We were awarded a total of 128 hours of time on the Gemini 8-meter telescope on Mauna Kea in Hawai'i, in semesters 2004A and 2005A, to search for these objects with the NIRI near-infrared imager. In 2004A, poor weather prevented us from obtaining the data, although we verified that the custom-made narrow-band filter designed by J.-D. Smith is working extremely well and that it provides a low-background window to the distant universe. In 2005A, we will image the Hubble deep field to search for Lyman alpha emission at z=8.227.
At present, I am analyzing both deep ground-based images of compact narrow emission line galaxies (CNELGs) and WFPC2 images of compact galaxies at intermediate redshift to determine the intrinsic shapes of these luminous compact objects. We are exploring the possibility that a large fraction of them are actually spiral bulges in formation.
In addition, Liese van Zee and I are using the WIYN 3.6-meter telescope on Kitt Peak and the 1.8-meter Lennon Telescope (VATT) on Mt. Graham to image over 1000 square arcminutes of sky. With deep exposures and the typically excellent seeing of the WIYN telescope (frequently sub-half-arcsecond in I), we plan to use photometric redshifts and detailed morphological information to measure the rate of in situ late-type bulge formation as a function of redshift for 0.4 < z < 1. We have an upcoming Keck run to obtain spectra of luminous compact galaxies identified in the WIYN survey.

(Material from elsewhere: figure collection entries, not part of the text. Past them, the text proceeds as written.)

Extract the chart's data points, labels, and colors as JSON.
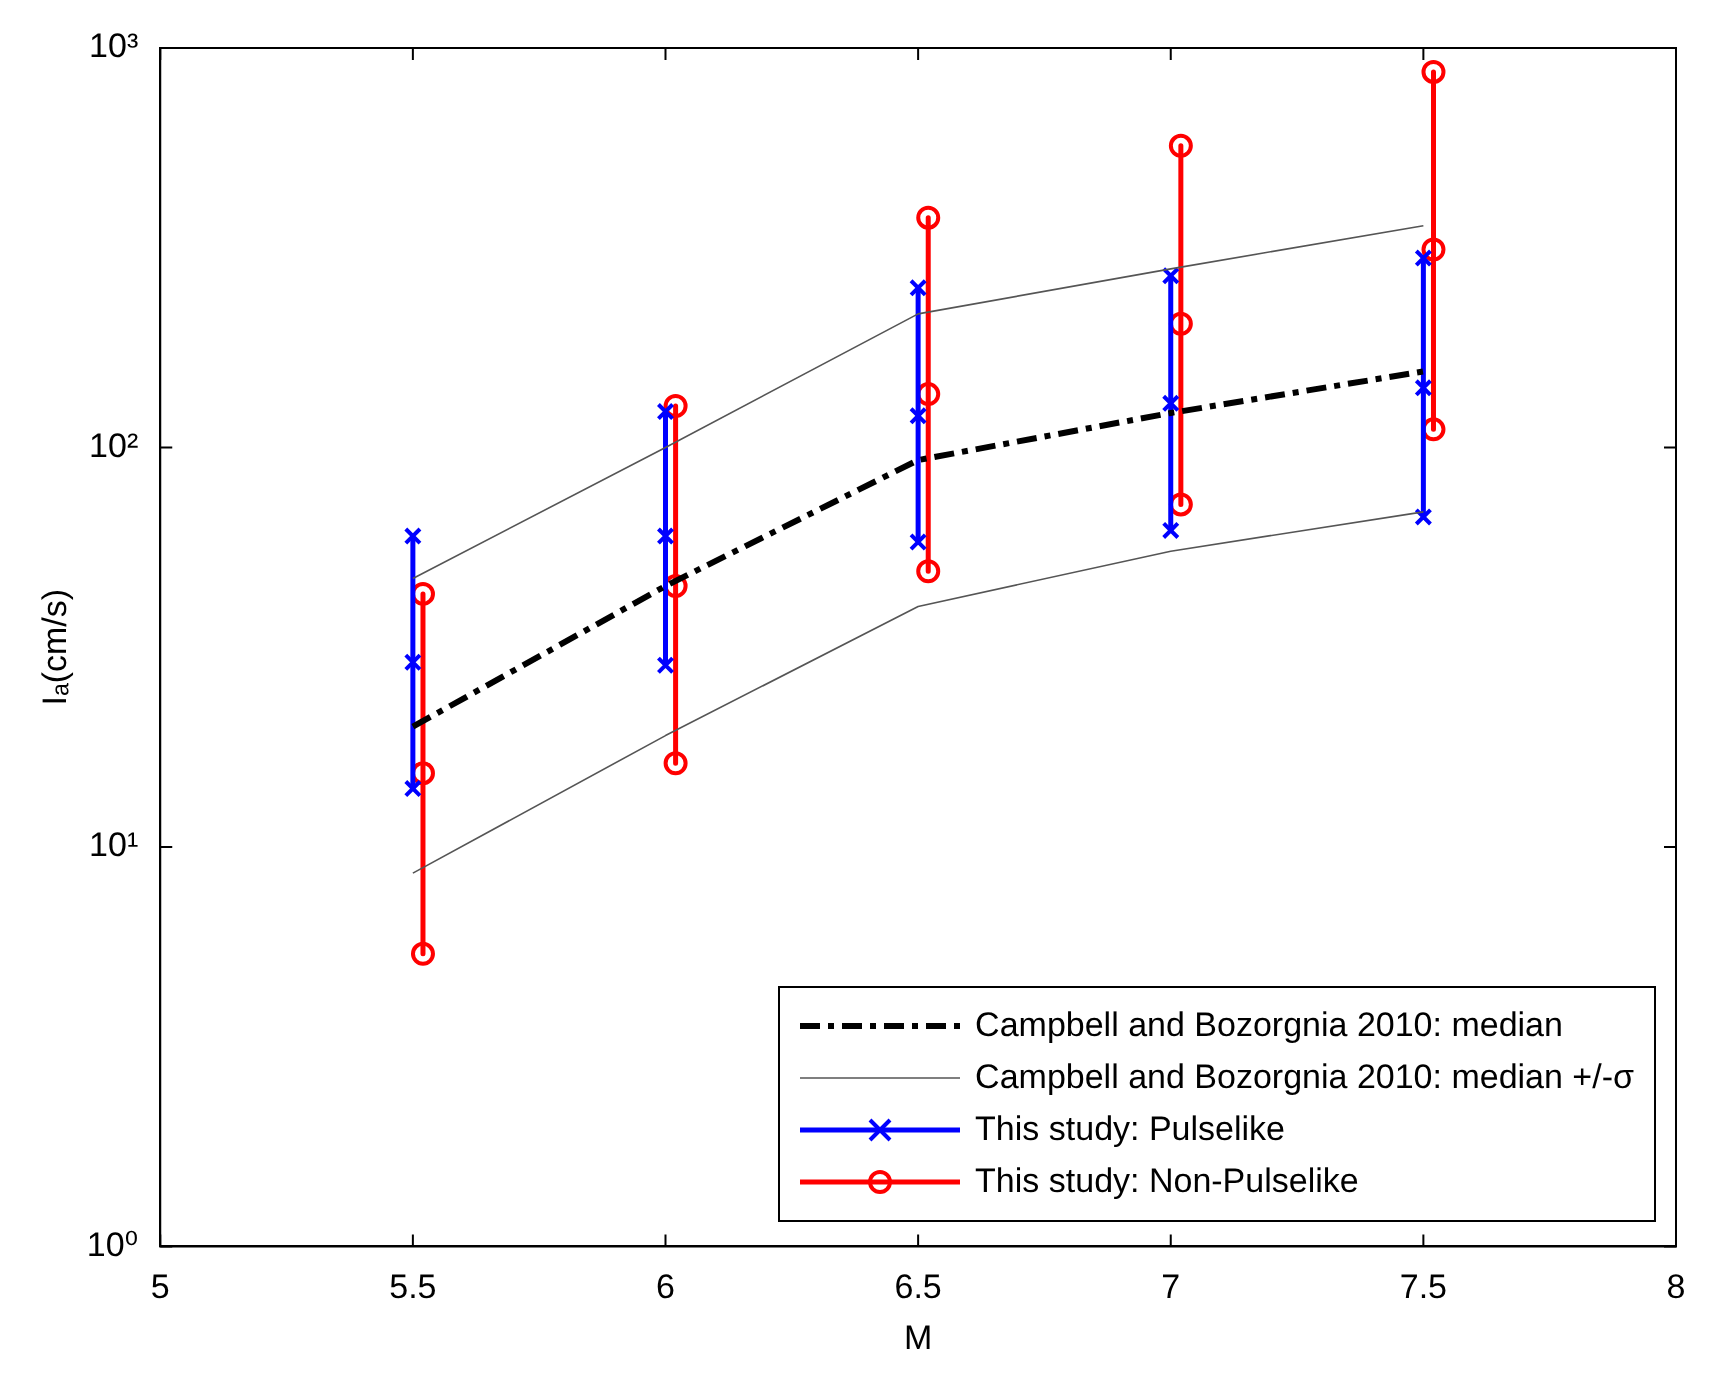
{
  "chart_data": {
    "type": "line",
    "xlabel": "M",
    "ylabel": "Iₐ(cm/s)",
    "log": "y",
    "grid": false,
    "legend": "bottom right",
    "xlim": [
      5,
      8
    ],
    "xticks": [
      5,
      5.5,
      6,
      6.5,
      7,
      7.5,
      8
    ],
    "ylim": [
      1,
      1000
    ],
    "yticks": [
      {
        "value": 1,
        "label": "10⁰"
      },
      {
        "value": 10,
        "label": "10¹"
      },
      {
        "value": 100,
        "label": "10²"
      },
      {
        "value": 1000,
        "label": "10³"
      }
    ],
    "series": [
      {
        "name": "Campbell and Bozorgnia 2010: median",
        "color": "#000000",
        "line_style": "dashdot",
        "marker": "none",
        "x": [
          5.5,
          6,
          6.5,
          7,
          7.5
        ],
        "values": [
          20,
          45,
          93,
          122,
          155
        ]
      },
      {
        "name": "Campbell and Bozorgnia 2010: median +/-σ",
        "color": "#555555",
        "line_style": "solid",
        "marker": "none",
        "x": [
          5.5,
          6,
          6.5,
          7,
          7.5
        ],
        "values": [
          47,
          100,
          216,
          280,
          359
        ]
      },
      {
        "color": "#555555",
        "line_style": "solid",
        "marker": "none",
        "x": [
          5.5,
          6,
          6.5,
          7,
          7.5
        ],
        "values": [
          8.6,
          19,
          40,
          55,
          69
        ]
      },
      {
        "name": "This study: Pulselike",
        "color": "#0000ff",
        "line_style": "solid",
        "marker": "cross",
        "x": [
          5.5,
          5.5,
          5.5,
          null,
          6,
          6,
          6,
          null,
          6.5,
          6.5,
          6.5,
          null,
          7,
          7,
          7,
          null,
          7.5,
          7.5,
          7.5
        ],
        "values": [
          60,
          29,
          14,
          null,
          123,
          60,
          28.5,
          null,
          251,
          120,
          58,
          null,
          269,
          129,
          62,
          null,
          298,
          141,
          67
        ]
      },
      {
        "name": "This study: Non-Pulselike",
        "color": "#ff0000",
        "line_style": "solid",
        "marker": "circle",
        "x": [
          5.52,
          5.52,
          5.52,
          null,
          6.02,
          6.02,
          6.02,
          null,
          6.52,
          6.52,
          6.52,
          null,
          7.02,
          7.02,
          7.02,
          null,
          7.52,
          7.52,
          7.52
        ],
        "values": [
          43,
          15.3,
          5.4,
          null,
          127,
          45,
          16.2,
          null,
          376,
          136,
          49,
          null,
          569,
          204,
          72,
          null,
          871,
          313,
          111
        ]
      }
    ]
  }
}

As part of a number of new collaborations coming out of the Cosmology Group at UC Irvine, James Bullock and I, along with graduate students Joel Berrier and Heather Guenther, are beginning a comprehensive study of the merger rate and galaxy interactions using cosmological simulations and data in the nearby and distant universe. This work will build on my previous studies of galaxy pairs and galaxy interactions in the local universe.
In an ApJ article, Tidally-Triggered Star Formation in Close Pairs of Galaxies, Margaret Geller, Scott Kenyon, and I explore the match between star formation timescales and dynamical timescales in 502 galaxies in pairs. We have verified the correlations between the star-forming properties of interacting galaxies and their observable orbital parameters with an additional 200 paired galaxies; a subsequent independent study by Lambas et al. of the 2dF survey pairs reveals the same trends.
In a follow-up study, The Tully-Fisher Relation as a Measure of Luminosity Evolution: A Low-Redshift Baseline for Evolving Galaxies, we explore the ability of close galaxy-galaxy passes to trigger evolution and the effects of tidal distortion on the Tully-Fisher properties of galaxies. Sheila Kannappan and I continue the Tully-Fisher study in Tools for Identifying Spurious Luminosity Offsets in Tully-Fisher Studies: Application at Low Redshift and Implications for High Redshift
We explore the typical strengths and ages of bursts of star formation triggered by interaction with a large sample in Tidally-Triggered Star Formation in Close Pairs of Galaxies 2: Constraints on Burst Strengths and Ages. A LaTeX file with the full data table (Table 1) is available here . A second version with B-band absolute magnitudes added in a column immediately following the R-band absolute magnitudes is available here . In collaboration with S. Kannappan and R. Jansen, I also explore the relative frequency of galaxies with blue centers in the pairs survey and the Nearby Field Galaxy Survey in Forming Young Bulges within Existing Disks: Statistical Evidence for External Drivers.
My collaborators and I are currently extending these studies of the aggregate effects of interactions in the local universe in several ways, including:
We observed 4 nearby spiral galaxies with the Mosaic camera on the CTIO 4-meter telescope; we now have time on the new IMACS spectrograph at the Magellan 6.5-meter telescope to measure redshifts of faint galaxies in the environments of these spirals.